Helping out local nonprofits is Oregon’s way of giving back to Dayton—and it’s been part of our heritage since the start.

We do more than just offer discounts to nonprofit groups. In fact, our work is so customized that offering a flat price cut to everyone wouldn’t make sense. Instead, we offer guidance and advice these groups might not be able to get otherwise.

Campaigns that work

A top priority for many nonprofits is fundraising. We want to help charitable groups keep as much money in their pockets as possible. This means helping them save on mailing wherever we can.

So we ask questions about nonprofits’ objectives, and then design campaigns to meet their needs. We also determine the best way to handle a nonprofit’s mailing list. Lists often contain duplicate or out-of-date entries, so we help nonprofits clean them up (after all, a bigger list isn’t better if it doesn’t reach the right people).

Staying organized and efficient

But maximum savings are about more than a great-looking flyer or a clean mailing list. They also require some technical know-how.

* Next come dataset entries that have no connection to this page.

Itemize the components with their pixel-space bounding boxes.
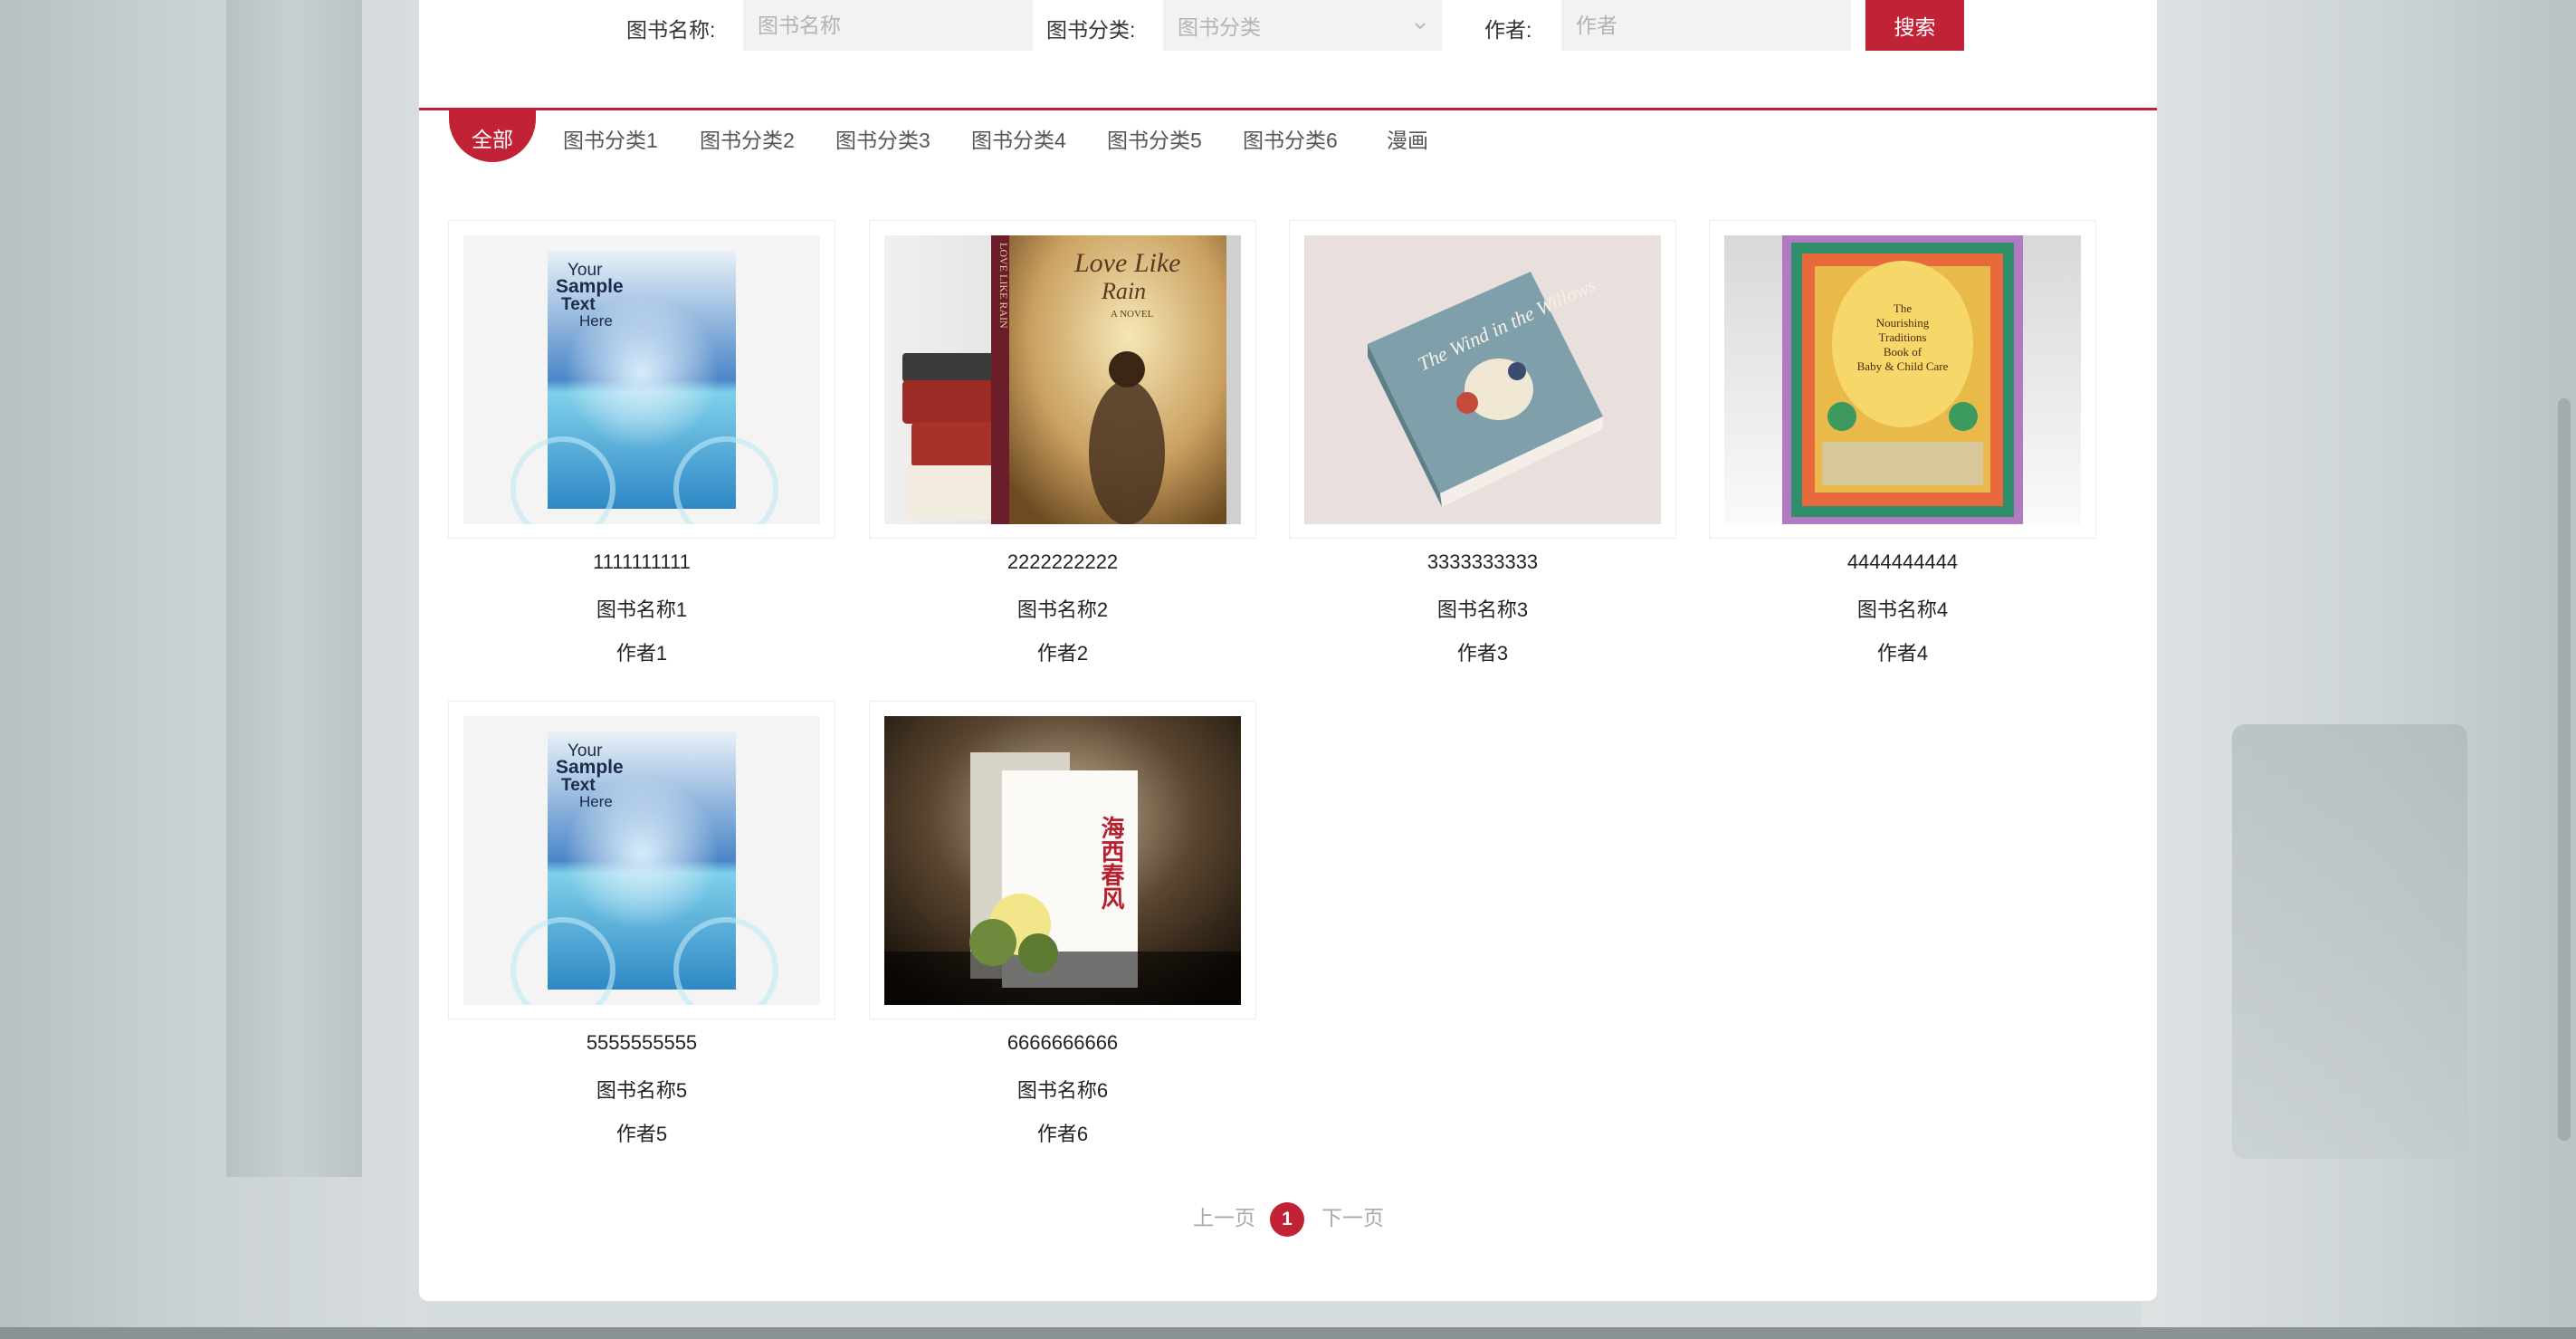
book-code: 2222222222 [1007,550,1119,573]
cover-text: Sample [556,276,624,297]
cover-frame: The Wind in the Willows [1289,220,1676,539]
author-input[interactable] [1561,0,1851,51]
book-title[interactable]: 图书名称1 [448,594,835,623]
book-code: 4444444444 [1846,550,1959,573]
tab-category-5[interactable]: 图书分类5 [1107,123,1202,154]
page-number-current[interactable]: 1 [1270,1202,1304,1237]
cover-frame: The Nourishing Traditions Book of Baby &… [1709,220,2096,539]
bottom-strip [0,1327,2576,1339]
book-author: 作者1 [615,642,668,665]
book-title[interactable]: 图书名称3 [1289,594,1676,623]
book-author: 作者6 [1036,1123,1089,1145]
book-code: 5555555555 [586,1031,698,1054]
author-label: 作者: [1484,18,1532,42]
cover-frame: Your Sample Text Here [448,701,835,1019]
cover-art: Your Sample Text Here [510,732,778,1005]
book-title[interactable]: 图书名称6 [869,1075,1256,1104]
book-category-placeholder: 图书分类 [1178,15,1261,39]
cover-text: Book of [1884,345,1922,359]
cover-art: The Wind in the Willows [1304,235,1661,524]
tab-category-4[interactable]: 图书分类4 [971,123,1066,154]
cover-frame: Love Like Rain A NOVEL LOVE LIKE RAIN [869,220,1256,539]
book-category-select[interactable]: 图书分类 [1163,0,1442,51]
book-cover[interactable]: Your Sample Text Here [463,235,820,524]
book-title[interactable]: 图书名称5 [448,1075,835,1104]
background-stone [2232,724,2467,1159]
cover-text: A NOVEL [1111,309,1154,320]
cover-text: LOVE LIKE RAIN [997,243,1010,329]
category-divider [419,108,2157,110]
search-bar: 图书名称: 图书分类: 图书分类 作者: 搜索 [419,0,2157,51]
cover-text: 海西春风 [1097,816,1124,911]
main-panel: 图书名称: 图书分类: 图书分类 作者: 搜索 全部 图书分类1 图书分类2 图… [419,0,2157,1301]
book-name-label: 图书名称: [626,18,716,42]
tab-category-2[interactable]: 图书分类2 [700,123,795,154]
book-code: 3333333333 [1426,550,1539,573]
tab-category-6[interactable]: 图书分类6 [1243,123,1338,154]
next-page-button[interactable]: 下一页 [1321,1200,1384,1231]
book-author: 作者2 [1036,642,1089,665]
tab-all[interactable]: 全部 [449,110,536,162]
book-code: 6666666666 [1007,1031,1119,1054]
tab-category-3[interactable]: 图书分类3 [835,123,930,154]
cover-art: 海西春风 [884,716,1241,1005]
book-cover[interactable]: The Nourishing Traditions Book of Baby &… [1724,235,2081,524]
background-pillar [226,0,362,1177]
cover-text: Sample [556,757,624,778]
book-cover[interactable]: 海西春风 [884,716,1241,1005]
cover-text: Text [561,295,596,314]
cover-frame: 海西春风 [869,701,1256,1019]
book-name-input[interactable] [743,0,1033,51]
book-title[interactable]: 图书名称4 [1709,594,2096,623]
cover-text: Here [579,312,613,330]
cover-art: The Nourishing Traditions Book of Baby &… [1724,235,2081,524]
cover-text: Traditions [1879,330,1927,344]
book-author: 作者4 [1876,642,1929,665]
cover-text: Rain [1101,278,1146,304]
cover-frame: Your Sample Text Here [448,220,835,539]
cover-text: Text [561,776,596,795]
cover-text: Love Like [1073,248,1180,278]
cover-text: Nourishing [1876,316,1930,330]
cover-art: Love Like Rain A NOVEL LOVE LIKE RAIN [884,235,1241,524]
book-author: 作者3 [1456,642,1509,665]
book-cover[interactable]: Love Like Rain A NOVEL LOVE LIKE RAIN [884,235,1241,524]
book-cover[interactable]: The Wind in the Willows [1304,235,1661,524]
cover-text: Baby & Child Care [1857,359,1949,373]
cover-text: Here [579,793,613,810]
book-category-label: 图书分类: [1046,18,1136,42]
book-code: 1111111111 [593,550,691,573]
book-title[interactable]: 图书名称2 [869,594,1256,623]
scrollbar-thumb[interactable] [2558,398,2571,1141]
tab-category-1[interactable]: 图书分类1 [563,123,658,154]
book-cover[interactable]: Your Sample Text Here [463,716,820,1005]
prev-page-button[interactable]: 上一页 [1193,1200,1255,1231]
chevron-down-icon [1415,23,1426,30]
book-author: 作者5 [615,1123,668,1145]
cover-text: The [1894,301,1912,315]
tab-comics[interactable]: 漫画 [1387,123,1428,154]
search-button[interactable]: 搜索 [1865,0,1964,51]
scrollbar[interactable] [2552,0,2576,1339]
cover-art: Your Sample Text Here [510,251,778,524]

 One suggestion we make to all nonprofits we work with is that they obtain—and keep track of—the ID numbers needed to send bulk mailings through the post office. This helps nonprofits save money—and ensures mailers make it to mailboxes on time.

Here are the digits nonprofits need to know:

  • Nonprofit Authorization Number (NPAN). This number saves nonprofits money on postage, allowing them to pay less than the bulk rate and far less than traditional mail. Groups must apply specifically for this designation—not just to the USPS but also to the specific post office they plan to use. Post offices often won’t provide this number readily, so it’s important for nonprofits to record NPANs in a safe place.
  • Customer Registration Identification Number (CRID). A CRID number is required for anyone who sends bulk mail, not just nonprofits. It’s like an account number that links a group to the USPS. This number isn’t office-specific, but is still required for bulk mailing. 
  • Permit Imprint (Indicia) Number. Some groups may want to maintain a custom indicia, a printed label that goes on a piece of mail that indicates postage payment. For large mailings, this is far more convenient than sticking a stamp on every piece. Imprint indicia must display the permit holder’s number, and are paid for using a checking account managed by the post office.

A permit imprint costs roughly $200 per year to maintain. If a group can’t handle this cost, there’s another option: Oregon can “ghost-transfer” a nonprofit’s NPAN to our own indicia. This saves nonprofits money on both application and annual mailing fees.

It’s a lot to keep straight, we know. That’s why we’re here. If you have questions about where to find your CRID number or how to save on print, get in touch with Oregon.

We want to help all of Dayton’s worthy nonprofits succeed. Why? Because we understand that when the tide rises, all the ships rise.